Indian rupee
Indian expats will wait to see if the latest round of rupee weakness will see it drop to 20.60 levels. Image Credit: Shutterstock

Dubai: The currency markets were fearing a bloodbath and that’s exactly what they were getting, with major currencies slipping against the dollar after the Russian moves against Ukraine.

The Indian rupee came under immediate pressure once the reports poured in about the attacks happening inside Ukraine. The currency slipped to Rs20.45 to a dirham and looks likely to drop to Rs20.52-Rs20.55 if the conflict intensifies.

“The rupee had been under relative stability in recent days, but today is a wholly different situation,” said a senior analyst at LuLu Exchange. “Remittance volumes have dropped sharply because everyone seems to be thinking that the rupee will weaken further.”

In mid-December last, the rupee had dropped to Rs20.73 to the dirham, and the lowest ever point has been the Rs20.88 in late April of 2020.
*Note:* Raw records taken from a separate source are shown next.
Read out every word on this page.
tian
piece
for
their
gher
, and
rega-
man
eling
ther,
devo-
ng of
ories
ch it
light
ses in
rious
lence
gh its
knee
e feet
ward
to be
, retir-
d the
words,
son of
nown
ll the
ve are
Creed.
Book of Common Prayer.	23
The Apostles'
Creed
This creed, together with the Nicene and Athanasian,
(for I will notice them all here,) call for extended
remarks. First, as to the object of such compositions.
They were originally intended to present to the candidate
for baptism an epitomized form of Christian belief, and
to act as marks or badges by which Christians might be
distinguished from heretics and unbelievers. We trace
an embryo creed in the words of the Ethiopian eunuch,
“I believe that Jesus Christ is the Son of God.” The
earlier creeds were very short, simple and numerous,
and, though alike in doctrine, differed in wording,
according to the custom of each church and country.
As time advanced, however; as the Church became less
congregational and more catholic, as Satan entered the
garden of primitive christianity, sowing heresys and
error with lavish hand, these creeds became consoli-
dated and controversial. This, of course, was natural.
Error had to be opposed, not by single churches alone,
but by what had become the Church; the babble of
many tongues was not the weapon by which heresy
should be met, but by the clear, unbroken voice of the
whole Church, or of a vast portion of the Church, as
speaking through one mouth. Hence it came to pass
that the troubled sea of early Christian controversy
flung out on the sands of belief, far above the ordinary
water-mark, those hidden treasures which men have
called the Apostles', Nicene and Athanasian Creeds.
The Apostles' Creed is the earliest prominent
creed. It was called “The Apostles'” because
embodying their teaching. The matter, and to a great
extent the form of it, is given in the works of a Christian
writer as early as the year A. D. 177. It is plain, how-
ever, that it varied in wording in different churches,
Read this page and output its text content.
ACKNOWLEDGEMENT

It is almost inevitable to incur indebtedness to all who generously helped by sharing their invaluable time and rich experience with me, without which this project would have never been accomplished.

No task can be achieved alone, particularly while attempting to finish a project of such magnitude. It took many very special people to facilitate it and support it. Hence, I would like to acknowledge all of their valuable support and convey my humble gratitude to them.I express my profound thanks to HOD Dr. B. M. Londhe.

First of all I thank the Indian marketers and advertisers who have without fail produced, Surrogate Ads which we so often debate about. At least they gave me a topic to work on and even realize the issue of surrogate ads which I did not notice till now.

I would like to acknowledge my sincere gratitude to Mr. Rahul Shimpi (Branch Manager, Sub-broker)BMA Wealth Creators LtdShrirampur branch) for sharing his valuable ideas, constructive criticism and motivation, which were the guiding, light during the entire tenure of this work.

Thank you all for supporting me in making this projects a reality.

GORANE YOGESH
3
On Thursday, there were currency exchanges happening, but there were primarily for the UK pound, the euro and the Canadian dollar. The dollar index – which tracks the greenback against a basket of key international currencies – is up 0.85 per cent to 97.011, indicating dollar’s gains as the Russia-Ukraine crisis unfolds.

“The UK pound, for instance, fetches 1.342 to the dollar against 1.36 in the last few days – it’s dollar asserting itself again when there is a crisis of this magnitude is around,” said the LuLu Exchange official.

The Pakistan rupee, however, has gone through a relatively minor change Thu currency is trading 47.85-48.06 to the dirham, still some way from the 48.81 it had dropped to on December 19.